L’article 84 al. 1 de la loi du 25 juin 1992 stipule que la signature par la personne lésée d’une quittance pour solde de tous comptes n’implique aucune renonciation de sa part à ses droits.

Cette dernière peut encore réclamer le paiement de toute indemnité en réparation de tout dommage qui n’est pas repris dans la quittance, dans la mesure où il s’agit d’un dommage complémentaire (Pol. Gand, 26 octobre 1998, JJP, 2000, p. 414).

Il a été jugé que la quittance pour solde de tous comptes a pour seule portée de constater que le bénéficiaire a été pleinement indemnisé, c’est-à-dire qu’il a reçu tout ce à quoi il avait droit, ce qui est à l’opposé d’une véritable transaction (corr. Charleroi, 22 mars 1995, J.L.M.B., 1995, p. 1651).

En effet, il ne peut y avoir de transaction en l’absence de concessions réciproques (voyez supra).

D’autre part, la loi (article 84 al. 2) prévoit que les quittances pour solde de tous comptes doivent mentionner les postes des dommages auxquels elles se rapportent (par exemple frais vestimentaires, dommage moral, dommage matériel, dommage ménager,…) sans pour autant y voir figurer le détail du calcul de chaque poste.

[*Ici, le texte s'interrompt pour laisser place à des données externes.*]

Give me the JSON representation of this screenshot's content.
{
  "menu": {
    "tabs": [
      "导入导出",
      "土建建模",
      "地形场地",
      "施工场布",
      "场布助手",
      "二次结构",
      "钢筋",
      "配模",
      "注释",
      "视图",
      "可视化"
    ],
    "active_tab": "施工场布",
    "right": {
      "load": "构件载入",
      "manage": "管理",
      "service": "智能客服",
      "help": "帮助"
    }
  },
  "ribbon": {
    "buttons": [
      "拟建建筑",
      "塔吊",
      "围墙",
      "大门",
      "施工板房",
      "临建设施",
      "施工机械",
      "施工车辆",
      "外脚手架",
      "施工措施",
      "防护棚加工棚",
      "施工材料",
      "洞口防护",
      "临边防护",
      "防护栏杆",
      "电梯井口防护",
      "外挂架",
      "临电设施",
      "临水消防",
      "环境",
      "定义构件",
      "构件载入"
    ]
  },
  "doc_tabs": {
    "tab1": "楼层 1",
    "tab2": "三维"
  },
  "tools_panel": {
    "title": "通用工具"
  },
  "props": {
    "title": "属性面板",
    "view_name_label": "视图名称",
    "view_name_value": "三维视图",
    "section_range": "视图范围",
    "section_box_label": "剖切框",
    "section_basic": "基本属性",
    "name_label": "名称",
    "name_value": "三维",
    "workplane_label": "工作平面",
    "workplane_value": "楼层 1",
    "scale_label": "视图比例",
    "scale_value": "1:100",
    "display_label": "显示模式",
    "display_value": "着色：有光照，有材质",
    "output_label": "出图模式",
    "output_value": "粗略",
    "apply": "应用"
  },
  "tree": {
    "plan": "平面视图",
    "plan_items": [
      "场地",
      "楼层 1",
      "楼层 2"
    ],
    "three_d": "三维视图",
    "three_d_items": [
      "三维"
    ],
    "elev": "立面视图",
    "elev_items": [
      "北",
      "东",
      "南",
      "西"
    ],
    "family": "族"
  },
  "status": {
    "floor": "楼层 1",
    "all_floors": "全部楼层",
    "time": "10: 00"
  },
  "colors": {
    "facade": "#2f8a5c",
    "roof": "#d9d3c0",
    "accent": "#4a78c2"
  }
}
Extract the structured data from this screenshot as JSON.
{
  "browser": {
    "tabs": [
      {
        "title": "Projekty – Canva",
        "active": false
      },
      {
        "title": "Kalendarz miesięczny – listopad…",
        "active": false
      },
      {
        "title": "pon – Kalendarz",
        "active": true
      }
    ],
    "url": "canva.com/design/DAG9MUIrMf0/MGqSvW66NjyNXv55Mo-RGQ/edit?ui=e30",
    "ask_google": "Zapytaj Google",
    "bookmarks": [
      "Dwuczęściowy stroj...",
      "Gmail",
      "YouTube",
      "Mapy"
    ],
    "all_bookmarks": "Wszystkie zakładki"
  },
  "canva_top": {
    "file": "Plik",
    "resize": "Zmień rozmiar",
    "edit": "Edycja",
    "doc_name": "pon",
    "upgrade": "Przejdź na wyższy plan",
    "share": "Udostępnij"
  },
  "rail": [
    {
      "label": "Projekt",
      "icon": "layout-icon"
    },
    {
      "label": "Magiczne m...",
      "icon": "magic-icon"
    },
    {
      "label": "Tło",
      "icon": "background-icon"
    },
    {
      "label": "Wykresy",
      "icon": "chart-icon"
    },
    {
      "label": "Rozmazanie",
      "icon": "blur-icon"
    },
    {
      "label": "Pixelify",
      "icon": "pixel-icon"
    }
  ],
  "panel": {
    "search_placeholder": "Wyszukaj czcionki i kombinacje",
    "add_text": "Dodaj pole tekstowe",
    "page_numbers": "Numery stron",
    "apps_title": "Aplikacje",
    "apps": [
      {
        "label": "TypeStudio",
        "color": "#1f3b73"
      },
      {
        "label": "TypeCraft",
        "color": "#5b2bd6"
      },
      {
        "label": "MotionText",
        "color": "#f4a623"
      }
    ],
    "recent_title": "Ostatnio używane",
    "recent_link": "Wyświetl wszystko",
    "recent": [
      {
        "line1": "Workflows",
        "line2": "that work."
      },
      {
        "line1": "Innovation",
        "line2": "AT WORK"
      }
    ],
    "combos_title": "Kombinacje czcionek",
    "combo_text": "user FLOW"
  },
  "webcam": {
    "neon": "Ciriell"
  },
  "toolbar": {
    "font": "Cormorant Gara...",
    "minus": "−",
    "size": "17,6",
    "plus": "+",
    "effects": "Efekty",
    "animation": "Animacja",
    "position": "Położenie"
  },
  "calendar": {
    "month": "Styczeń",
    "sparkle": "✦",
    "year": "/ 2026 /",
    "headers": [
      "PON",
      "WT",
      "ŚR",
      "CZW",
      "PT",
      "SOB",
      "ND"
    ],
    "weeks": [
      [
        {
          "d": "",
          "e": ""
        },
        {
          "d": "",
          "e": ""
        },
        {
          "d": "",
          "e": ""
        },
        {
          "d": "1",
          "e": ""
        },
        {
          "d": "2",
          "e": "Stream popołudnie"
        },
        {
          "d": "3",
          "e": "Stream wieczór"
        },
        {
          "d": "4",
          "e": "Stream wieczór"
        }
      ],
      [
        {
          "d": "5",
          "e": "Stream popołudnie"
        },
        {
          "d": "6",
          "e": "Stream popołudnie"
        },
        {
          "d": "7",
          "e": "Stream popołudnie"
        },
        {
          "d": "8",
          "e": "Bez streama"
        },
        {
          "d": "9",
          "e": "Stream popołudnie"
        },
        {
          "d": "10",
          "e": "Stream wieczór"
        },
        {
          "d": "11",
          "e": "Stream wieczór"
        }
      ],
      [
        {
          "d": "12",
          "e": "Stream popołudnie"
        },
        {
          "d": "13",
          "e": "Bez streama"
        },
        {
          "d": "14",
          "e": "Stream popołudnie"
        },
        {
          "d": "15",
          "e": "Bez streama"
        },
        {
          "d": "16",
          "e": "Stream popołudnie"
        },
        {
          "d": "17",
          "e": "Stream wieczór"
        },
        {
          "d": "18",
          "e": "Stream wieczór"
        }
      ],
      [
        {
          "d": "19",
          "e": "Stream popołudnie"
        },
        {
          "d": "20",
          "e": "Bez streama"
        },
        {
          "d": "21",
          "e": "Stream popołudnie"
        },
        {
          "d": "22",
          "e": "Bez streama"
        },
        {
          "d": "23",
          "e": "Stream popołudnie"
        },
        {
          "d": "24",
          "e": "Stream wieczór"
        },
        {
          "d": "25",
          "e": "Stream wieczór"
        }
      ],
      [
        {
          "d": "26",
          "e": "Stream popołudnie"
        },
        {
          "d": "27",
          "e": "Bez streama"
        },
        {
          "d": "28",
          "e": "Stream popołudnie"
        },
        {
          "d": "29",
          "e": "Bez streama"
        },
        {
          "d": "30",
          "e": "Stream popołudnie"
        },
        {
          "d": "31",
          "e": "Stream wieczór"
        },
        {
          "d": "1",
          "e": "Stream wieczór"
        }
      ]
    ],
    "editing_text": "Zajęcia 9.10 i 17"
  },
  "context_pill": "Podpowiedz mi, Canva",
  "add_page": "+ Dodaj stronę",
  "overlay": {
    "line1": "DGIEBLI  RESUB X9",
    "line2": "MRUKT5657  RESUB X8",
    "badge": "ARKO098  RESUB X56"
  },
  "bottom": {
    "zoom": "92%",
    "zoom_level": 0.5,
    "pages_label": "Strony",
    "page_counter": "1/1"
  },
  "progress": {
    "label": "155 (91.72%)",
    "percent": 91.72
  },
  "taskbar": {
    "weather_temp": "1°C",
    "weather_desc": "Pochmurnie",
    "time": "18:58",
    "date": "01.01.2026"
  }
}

A défaut de contenir pareilles mentions, c’est l’accord dans sa totalité qui pourrait être affecté et qui pourrait de ce fait donner lieu à une nouvelle négociation.

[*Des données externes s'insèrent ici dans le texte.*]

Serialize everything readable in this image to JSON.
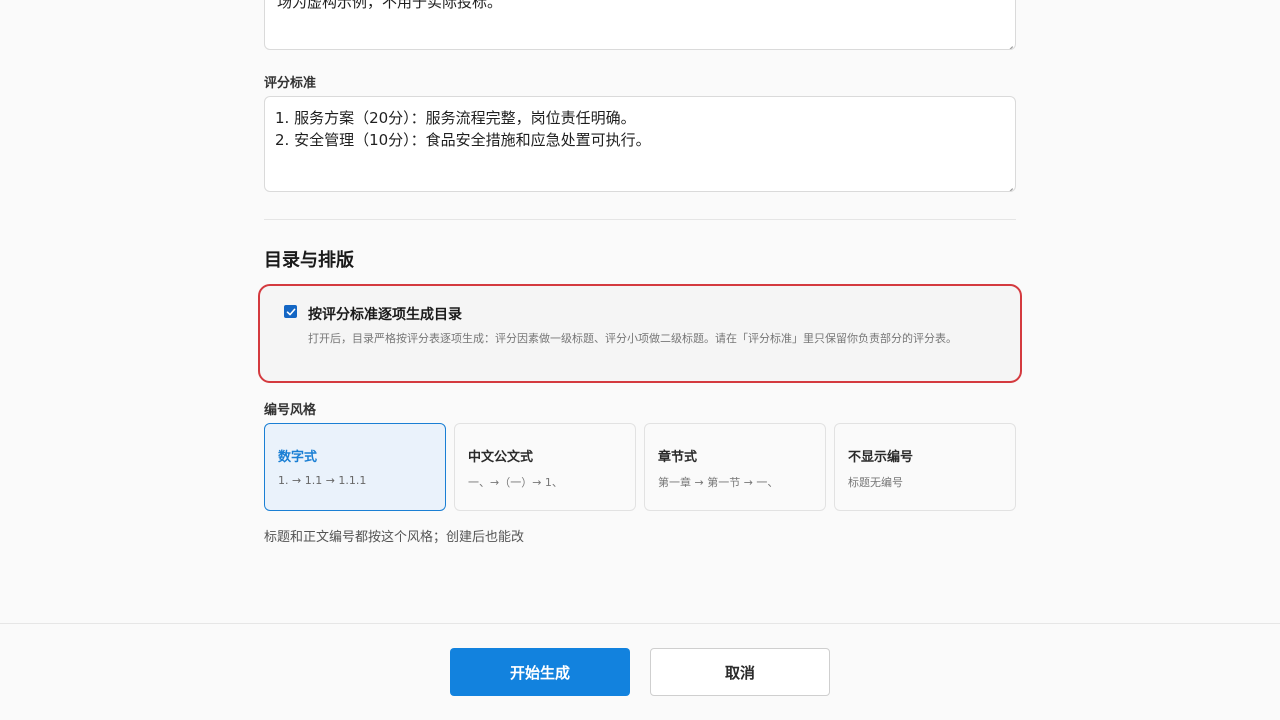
{
  "previous_field": {
    "text_partial": "场为虚构示例，不用于实际投标。"
  },
  "criteria": {
    "label": "评分标准",
    "lines": [
      "1. 服务方案（20分）：服务流程完整，岗位责任明确。",
      "2. 安全管理（10分）：食品安全措施和应急处置可执行。"
    ]
  },
  "toc_section": {
    "title": "目录与排版",
    "option": {
      "title": "按评分标准逐项生成目录",
      "description": "打开后，目录严格按评分表逐项生成：评分因素做一级标题、评分小项做二级标题。请在「评分标准」里只保留你负责部分的评分表。",
      "checked": true
    }
  },
  "numbering": {
    "label": "编号风格",
    "styles": [
      {
        "title": "数字式",
        "example": "1. → 1.1 → 1.1.1",
        "selected": true
      },
      {
        "title": "中文公文式",
        "example": "一、→（一）→ 1、",
        "selected": false
      },
      {
        "title": "章节式",
        "example": "第一章 → 第一节 → 一、",
        "selected": false
      },
      {
        "title": "不显示编号",
        "example": "标题无编号",
        "selected": false
      }
    ],
    "hint": "标题和正文编号都按这个风格；创建后也能改"
  },
  "footer": {
    "start_label": "开始生成",
    "cancel_label": "取消"
  },
  "colors": {
    "accent": "#1282de",
    "highlight_border": "#d43a3f"
  }
}
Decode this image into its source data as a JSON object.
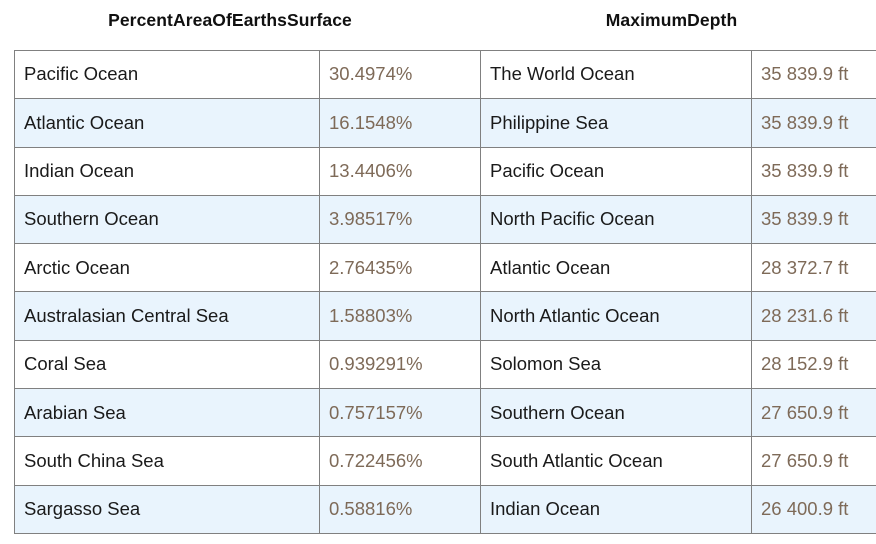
{
  "tables": [
    {
      "id": "percent-area-of-earths-surface",
      "title": "PercentAreaOfEarthsSurface",
      "rows": [
        {
          "label": "Pacific Ocean",
          "value": "30.4974%"
        },
        {
          "label": "Atlantic Ocean",
          "value": "16.1548%"
        },
        {
          "label": "Indian Ocean",
          "value": "13.4406%"
        },
        {
          "label": "Southern Ocean",
          "value": "3.98517%"
        },
        {
          "label": "Arctic Ocean",
          "value": "2.76435%"
        },
        {
          "label": "Australasian Central Sea",
          "value": "1.58803%"
        },
        {
          "label": "Coral Sea",
          "value": "0.939291%"
        },
        {
          "label": "Arabian Sea",
          "value": "0.757157%"
        },
        {
          "label": "South China Sea",
          "value": "0.722456%"
        },
        {
          "label": "Sargasso Sea",
          "value": "0.58816%"
        }
      ]
    },
    {
      "id": "maximum-depth",
      "title": "MaximumDepth",
      "rows": [
        {
          "label": "The World Ocean",
          "value": "35 839.9 ft"
        },
        {
          "label": "Philippine Sea",
          "value": "35 839.9 ft"
        },
        {
          "label": "Pacific Ocean",
          "value": "35 839.9 ft"
        },
        {
          "label": "North Pacific Ocean",
          "value": "35 839.9 ft"
        },
        {
          "label": "Atlantic Ocean",
          "value": "28 372.7 ft"
        },
        {
          "label": "North Atlantic Ocean",
          "value": "28 231.6 ft"
        },
        {
          "label": "Solomon Sea",
          "value": "28 152.9 ft"
        },
        {
          "label": "Southern Ocean",
          "value": "27 650.9 ft"
        },
        {
          "label": "South Atlantic Ocean",
          "value": "27 650.9 ft"
        },
        {
          "label": "Indian Ocean",
          "value": "26 400.9 ft"
        }
      ]
    }
  ],
  "colors": {
    "border": "#808080",
    "alt_row_background": "#e9f4fd",
    "row_background": "#ffffff",
    "label_text": "#1a1a1a",
    "value_text": "#7e6a58",
    "title_text": "#101010"
  }
}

Il convient cependant d’interpréter le document intitulé « quittance pour solde de tous comptes ».

En effet, ce document peut s’avérer être en fait une véritable transaction.

Ainsi, dans son arrêt du 30.11.1995 (R.G.A.R. 1995, n° 12.875), la cour d’appel de Gand a décidé qu’une transaction pour solde de tous comptes, même non transactionnelle, ne permettait pas une indemnisation complémentaire, même en raison d’une séquelle inconnue lors de sa conclusion, lorsque cette quittance prend la forme d’un véritable contrat aléatoire couvrant tout dommage présent et futur, connu et inconnu, prévu et imprévu.

De même, on considère que celui qui a signé une quittance au terme de laquelle il reconnaît avoir reçu une somme à titre de transaction et de règlement amiable pour solde de tous comptes et sans aucune réserve concernant toutes les conséquences actuelles et futures de l’accident, a renoncé à l’indemnisation de tout autre dommage en lien avec le sinistre en question.


Chapitre VI : Conclusion.

Si en principe la transaction met définitivement fin à tout litige entre parties, il est des cas – plus nombreux qu’il n’y paraît de prime abord – où l’indemnisation du dommage n’est pas limitée au montant repris dans la transaction.

Contrairement à ce qu’on pourrait penser, en signant une quittance « pour solde de tous comptes », la victime ne renonce pas nécessairement à une indemnisation complémentaire de son dommage.